8. Patent medicines were endemic during the 19th century, with popular favorites such as Vin Mariani: a concotion of cocaine and wine
Vin Mariani, or Mariani wine, was one of the many patent medicines marketed during the mid-late 19th century allegedly capable of offering a curative to all manner of everyday ailments and conditions. Created in 1863 by Angelo Mariani, the precise recipe for the tonic remains unknown as Mariani failed to pass down the specifics behind the production of his cocawine; however, dubiously prominent among the known active ingredients was a mixture of cocaine – approximately 7.2 mg per ounce – and ordinary Bordeaux wine.
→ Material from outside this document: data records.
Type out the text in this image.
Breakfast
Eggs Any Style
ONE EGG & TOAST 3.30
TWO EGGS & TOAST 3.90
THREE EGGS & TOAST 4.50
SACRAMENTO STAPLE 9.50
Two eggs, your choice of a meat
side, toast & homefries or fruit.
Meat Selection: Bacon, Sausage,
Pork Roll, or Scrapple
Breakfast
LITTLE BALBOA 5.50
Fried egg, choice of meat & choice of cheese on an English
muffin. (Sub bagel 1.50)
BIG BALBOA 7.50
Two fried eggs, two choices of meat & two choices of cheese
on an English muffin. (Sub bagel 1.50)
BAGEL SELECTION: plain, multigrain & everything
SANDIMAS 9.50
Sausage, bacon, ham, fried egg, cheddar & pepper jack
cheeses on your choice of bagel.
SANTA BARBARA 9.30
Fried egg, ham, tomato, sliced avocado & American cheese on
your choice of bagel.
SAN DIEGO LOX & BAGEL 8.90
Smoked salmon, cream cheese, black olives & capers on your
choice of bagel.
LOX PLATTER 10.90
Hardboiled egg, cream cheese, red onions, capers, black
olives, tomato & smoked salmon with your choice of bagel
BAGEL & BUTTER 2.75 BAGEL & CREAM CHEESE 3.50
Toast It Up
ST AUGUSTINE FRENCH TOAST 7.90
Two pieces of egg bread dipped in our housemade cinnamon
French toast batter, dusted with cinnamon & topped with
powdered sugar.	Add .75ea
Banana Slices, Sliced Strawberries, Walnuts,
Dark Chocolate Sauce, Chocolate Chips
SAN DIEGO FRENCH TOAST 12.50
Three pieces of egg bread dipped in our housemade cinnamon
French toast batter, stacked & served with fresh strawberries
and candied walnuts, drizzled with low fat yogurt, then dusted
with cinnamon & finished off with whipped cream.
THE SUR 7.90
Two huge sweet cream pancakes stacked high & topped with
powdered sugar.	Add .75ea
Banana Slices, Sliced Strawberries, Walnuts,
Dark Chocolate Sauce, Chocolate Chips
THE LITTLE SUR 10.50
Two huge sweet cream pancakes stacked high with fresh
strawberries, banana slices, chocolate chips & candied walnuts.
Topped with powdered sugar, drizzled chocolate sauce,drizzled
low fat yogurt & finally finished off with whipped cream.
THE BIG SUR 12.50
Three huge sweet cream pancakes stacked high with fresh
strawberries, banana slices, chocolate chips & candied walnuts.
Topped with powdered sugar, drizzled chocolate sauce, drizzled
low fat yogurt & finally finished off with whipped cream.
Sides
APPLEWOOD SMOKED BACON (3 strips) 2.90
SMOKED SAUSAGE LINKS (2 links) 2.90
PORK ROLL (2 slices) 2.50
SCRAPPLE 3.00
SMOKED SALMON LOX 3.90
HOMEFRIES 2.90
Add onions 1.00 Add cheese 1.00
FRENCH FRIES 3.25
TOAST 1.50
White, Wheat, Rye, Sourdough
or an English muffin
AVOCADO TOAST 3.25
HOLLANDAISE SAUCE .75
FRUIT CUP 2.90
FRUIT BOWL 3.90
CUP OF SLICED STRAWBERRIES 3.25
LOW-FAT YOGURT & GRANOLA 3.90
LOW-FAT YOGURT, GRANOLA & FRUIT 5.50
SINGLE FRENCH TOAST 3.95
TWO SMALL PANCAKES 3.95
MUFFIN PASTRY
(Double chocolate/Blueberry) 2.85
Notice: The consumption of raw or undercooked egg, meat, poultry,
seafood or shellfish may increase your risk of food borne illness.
The drink would later inspire John Pemberton’s “French Wine Coca”, which included the African kola nut as a source of caffeine stimulation; first sold in 1885 and which, following Georgian prohibition legislation the following year, would become Coca-Cola in 1886 with the replacement of alcohol with coca leaves.
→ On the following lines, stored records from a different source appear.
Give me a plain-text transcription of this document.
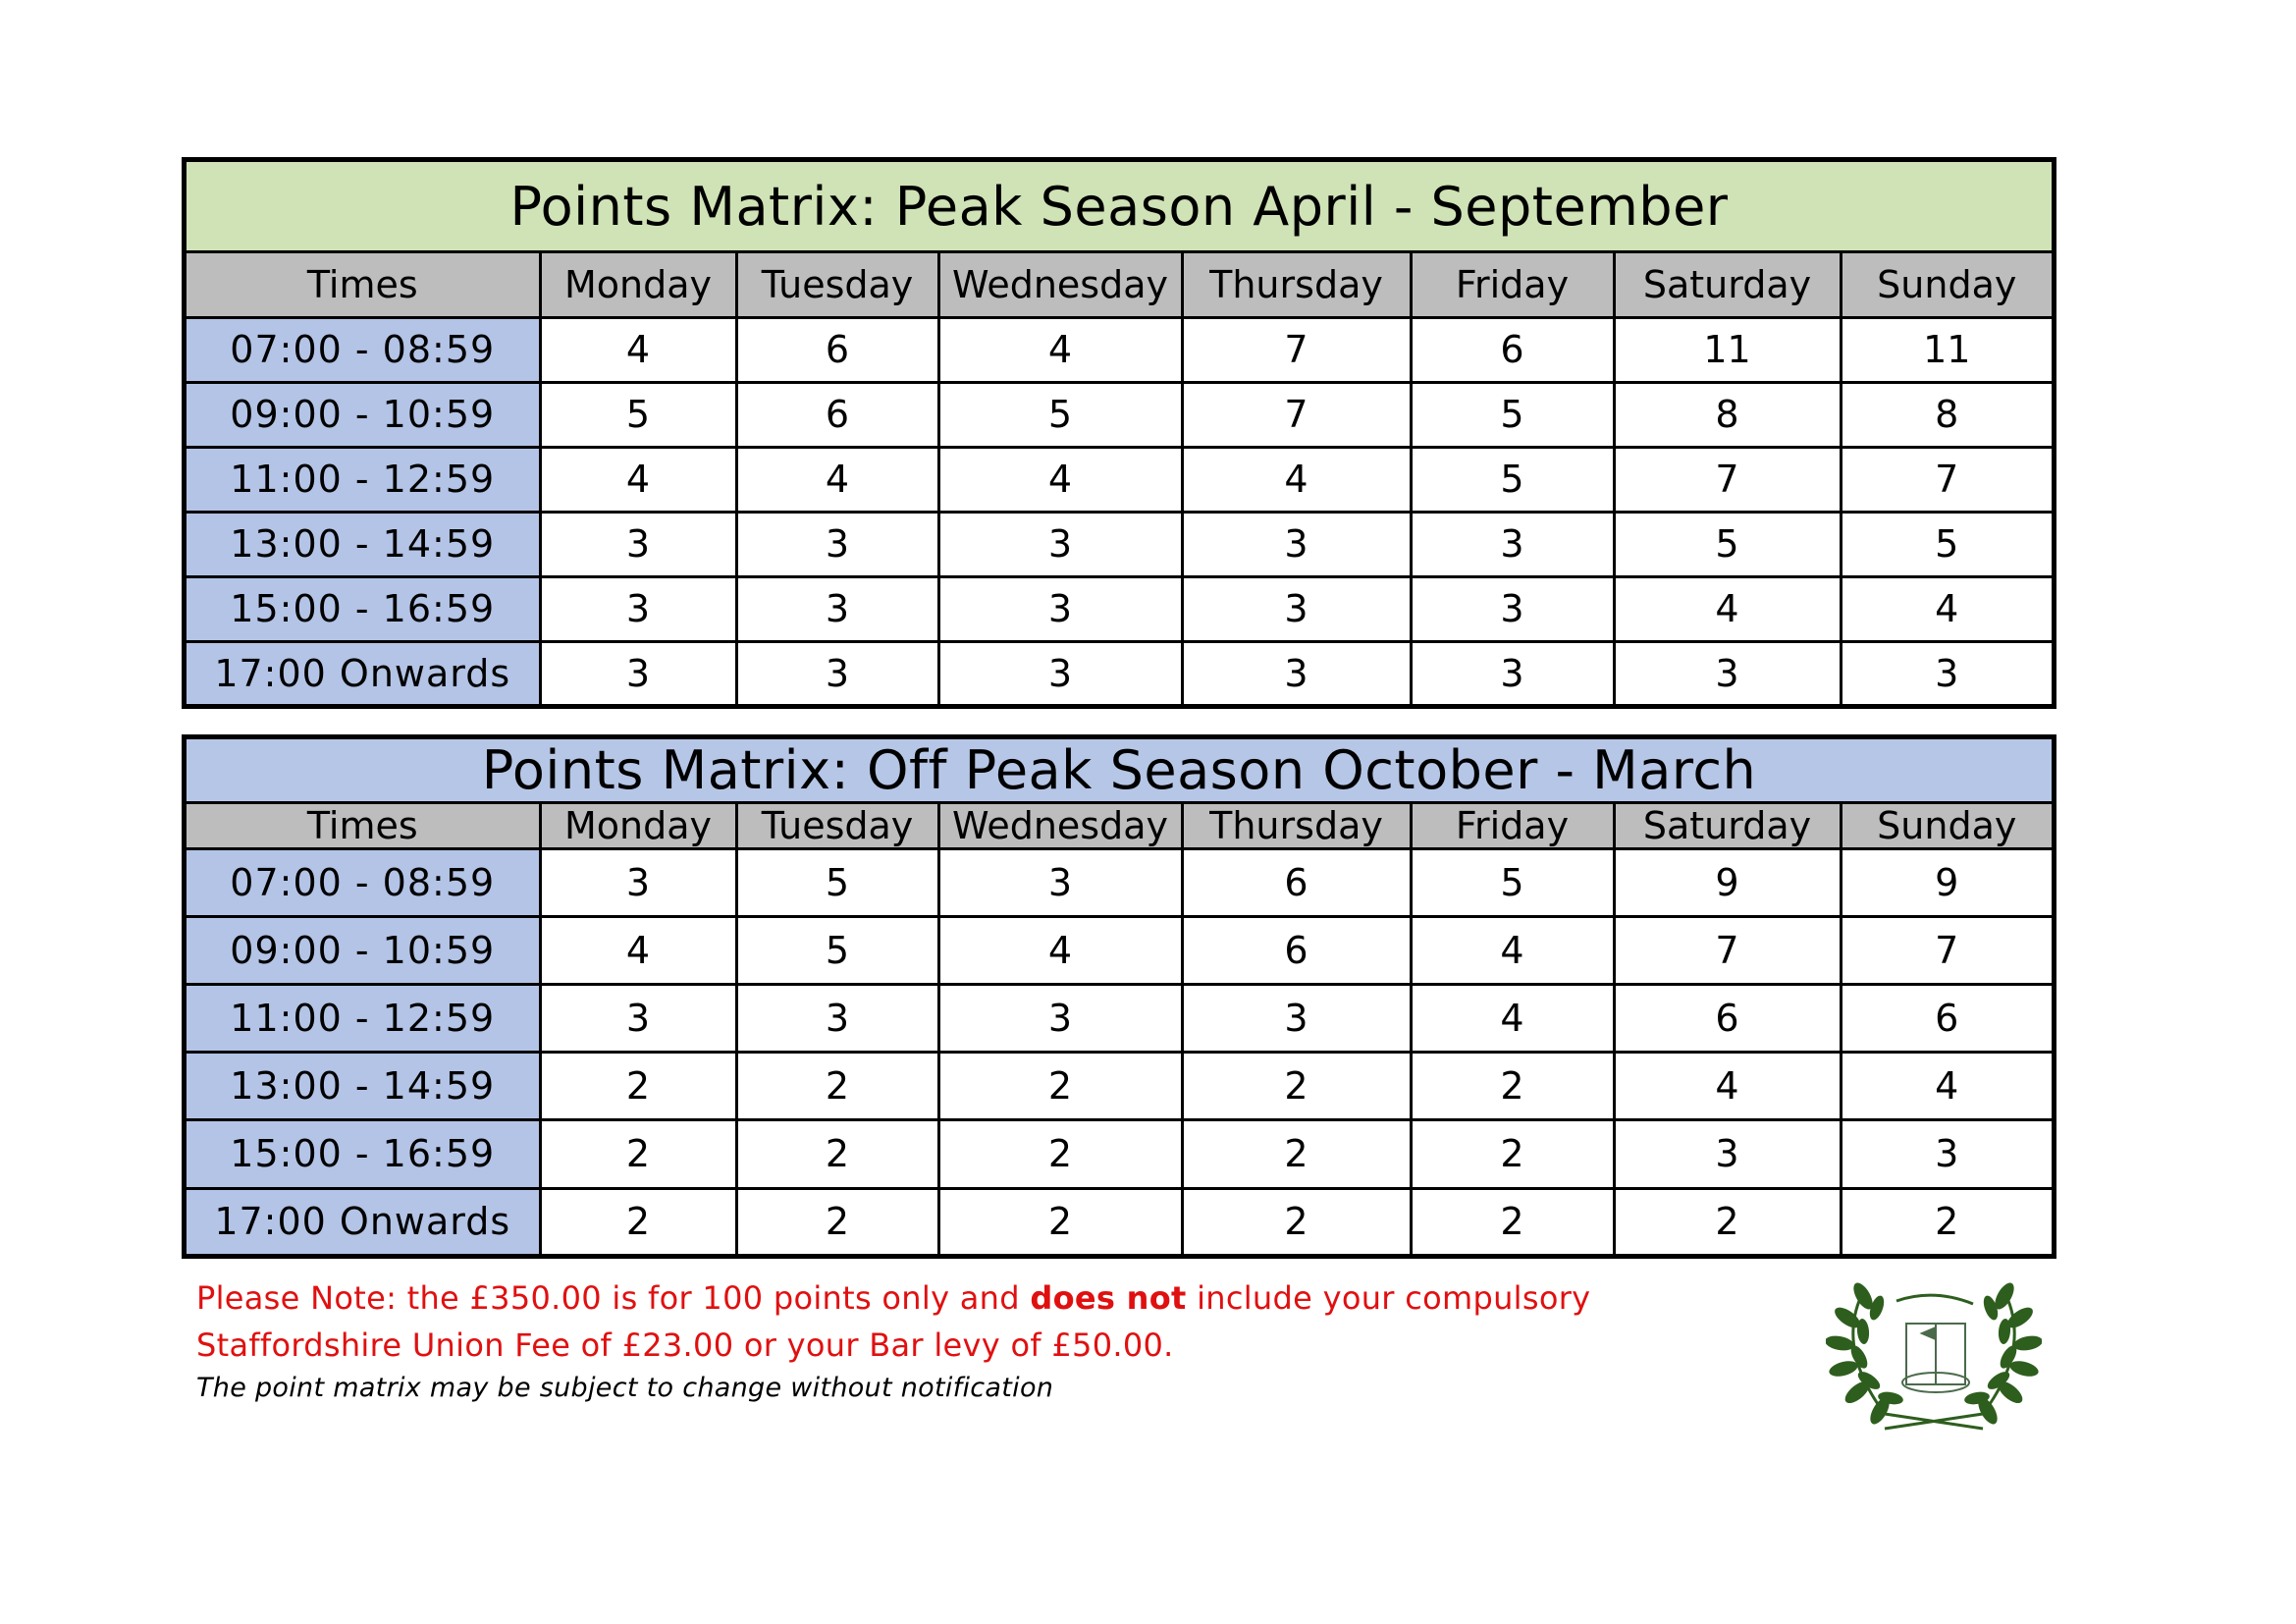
Points Matrix: Peak Season April - September							
Times	Monday	Tuesday	Wednesday	Thursday	Friday	Saturday	Sunday
07:00 - 08:59	4	6	4	7	6	11	11
09:00 - 10:59	5	6	5	7	5	8	8
11:00 - 12:59	4	4	4	4	5	7	7
13:00 - 14:59	3	3	3	3	3	5	5
15:00 - 16:59	3	3	3	3	3	4	4
17:00 Onwards	3	3	3	3	3	3	3
Points Matrix: Off Peak Season October - March							
Times	Monday	Tuesday	Wednesday	Thursday	Friday	Saturday	Sunday
07:00 - 08:59	3	5	3	6	5	9	9
09:00 - 10:59	4	5	4	6	4	7	7
11:00 - 12:59	3	3	3	3	4	6	6
13:00 - 14:59	2	2	2	2	2	4	4
15:00 - 16:59	2	2	2	2	2	3	3
17:00 Onwards	2	2	2	2	2	2	2
Please Note: the £350.00 is for 100 points only and does not include your compulsory
Staffordshire Union Fee of £23.00 or your Bar levy of £50.00.
The point matrix may be subject to change without notification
Claiming the tonic medicine was capable of restoring health, energy, appetite, and vitality – suitable for “overworked men, delicate women, and sickly children” – the cocawine was particularly marketed towards athletes and artists, receiving significant endorsements from major contemporary figures; in addition to the alleged public support of over 8,000 doctors, Vin Mariani was supported by Pope Leo XIII, who actually appeared on a poster advertisement and awarded Mariani a medal at the Vatican for his dangerous creation, Thomas Edison, who used the drink as a stimulant, American President Ulysses S. Grant in his later life, and written testimonials survive from Emile Zola, Henri Rochefort, and Charles Gounod.